Um painel específico de micróbios intestinais pode identificar o cancro do pâncreas, independentemente do quão avançada possa estar a doença, sugere uma nova investigação publicada online na revista científica Gut.
As descobertas oferecem esperança de um novo método não invasivo de diagnóstico para esta doença difícil de tratar, que atualmente, para ser detetada, depende de procedimentos invasivos.
O cancro do pâncreas é o 12.º tumor maligno mais comum em todo o mundo, mas deve tornar-se ainda mais frequente nas próximas duas décadas. A forma mais comum da doença é o adenocarcinoma ductal pancreático, que tem um mau prognóstico, com menos de um em 20 dos afetados a sobreviver cinco ou mais anos.
Isto acontece em grande parte porque o diagnóstico é geralmente feito quando a doença já se encontra num estado avançado e quando são poucas (ou nenhumas) as opções de tratamento eficazes.
Amostras de tecido e amostras de urina e sangue são usadas para fazer o diagnóstico, mas formas menos invasivas de o detetar e num estágio inicial, são urgentemente necessárias, dizem os especialistas.
Evidências recentes sugerem que alterações no microbioma, os milhões e milhões de bactérias, fungos e outros micróbios que habitam o nosso trato digestivo, podem ter um papel no seu desenvolvimento e progressão.
Para explorar ainda mais esta hipótese, os investigadores analisaram 100 amostras de saliva e 212 de fezes e tecido pancreático de 57 adultos espanhóis recém-diagnosticados com a forma ductal do tumor, antes do tratamento (25 com doença em estágio inicial e 32 com doença avançada), de 50 pessoas saudáveis e de 29 pessoas com pancreatite crónica, um conhecido fator de risco para cancro do pâncreas.

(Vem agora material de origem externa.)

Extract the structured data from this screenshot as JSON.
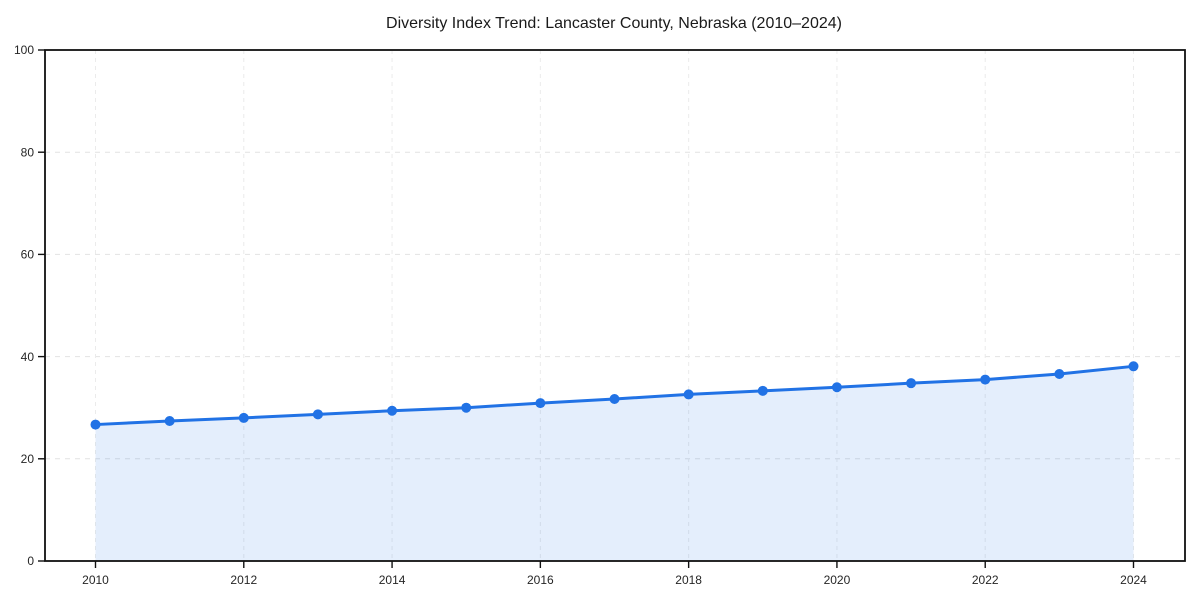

Os micróbios intestinais foram mais informativos do que os micróbios da boca. Depois de contabilizar os fatores de risco conhecidos, como tabagismo, consumo de álcool, obesidade e diabetes, um perfil microbiano distinto foi observado nas amostras de fezes das pessoas com cancro pancreático ductal em comparação com as pessoas com pancreatite crónica e aquelas sem nenhuma das doenças.
As técnicas de aprendizagem de máquina identificaram um enriquecimento característico de certas espécies e uma relativa escassez de outras. Methanobrevibacter smithii, Fusobacterium nucleatum, Alloscardovia omnicolens, Veillonella atypica e Bacteroides finegoldii foram abundantes nas amostras de fezes das pessoas com cancro, enquanto Faecalibacterium prausnitzii, Bacteroides coprocola, Bifidobacterium bifidum ou Romboutsia timonensis estavam empobrecidas.

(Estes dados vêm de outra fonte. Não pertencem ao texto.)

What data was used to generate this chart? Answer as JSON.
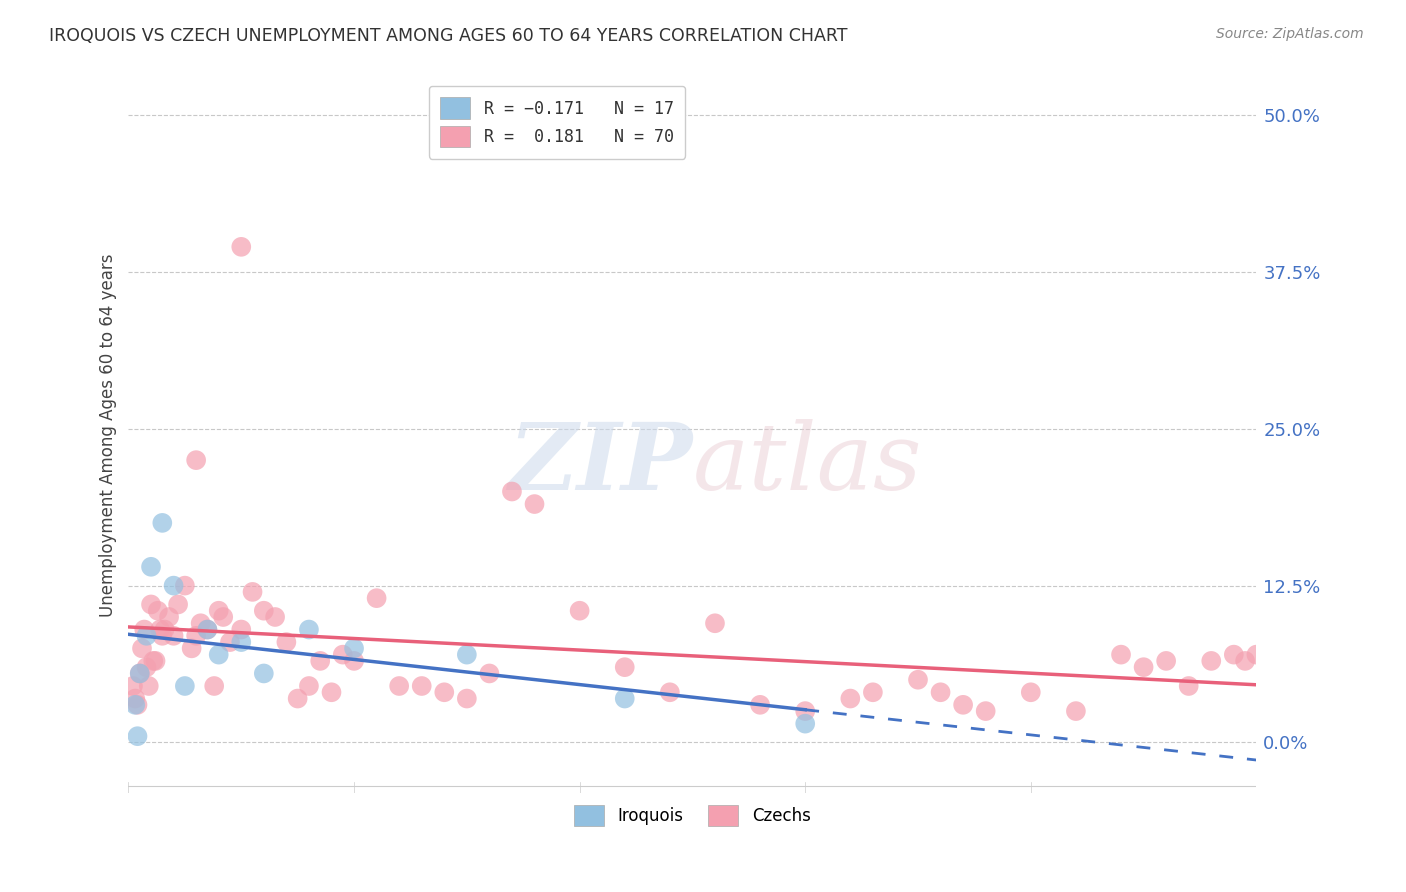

Este perfil microbiano identificou consistentemente pessoas com a doença, independentemente de quão avançada se encontrava, sugerindo que as assinaturas características do microbioma identiticam cedo a presença de cancro e que o microbioma das fezes pode detetar a doença em estágios iniciais.
“Os nossos dados são estritamente observacionais e transversais”, destacam os investigadores. “No entanto, há fortes indícios de que as alterações identificadas no microbioma fecal não são apenas uma consequência da função pancreática prejudicada ou dos seus efeitos sistémicos, embora os efeitos indiretos não possam ser descartados.”
E vão ainda mais longe ao admitir uma possível ligação entre o cancro do pâncreas e o microbioma intestinal: “acreditamos que o painel apresentado de espécies bacterianas associadas [ao cancro pancreático ductal] pode ser relevante além do seu uso para diagnóstico, fornecendo promissores pontos de entrada futuros para prevenção de doenças e intervenção terapêutica”.
São necessários mais estudos para confirmar se o perfil microbiano é específico para o cancro do pâncreas, mas apesar disto, esta investigação “representa uma importante contribuição para a geração de marcadores preditivos e destaca o papel fundamental da microbiota na vigilância do cancro”.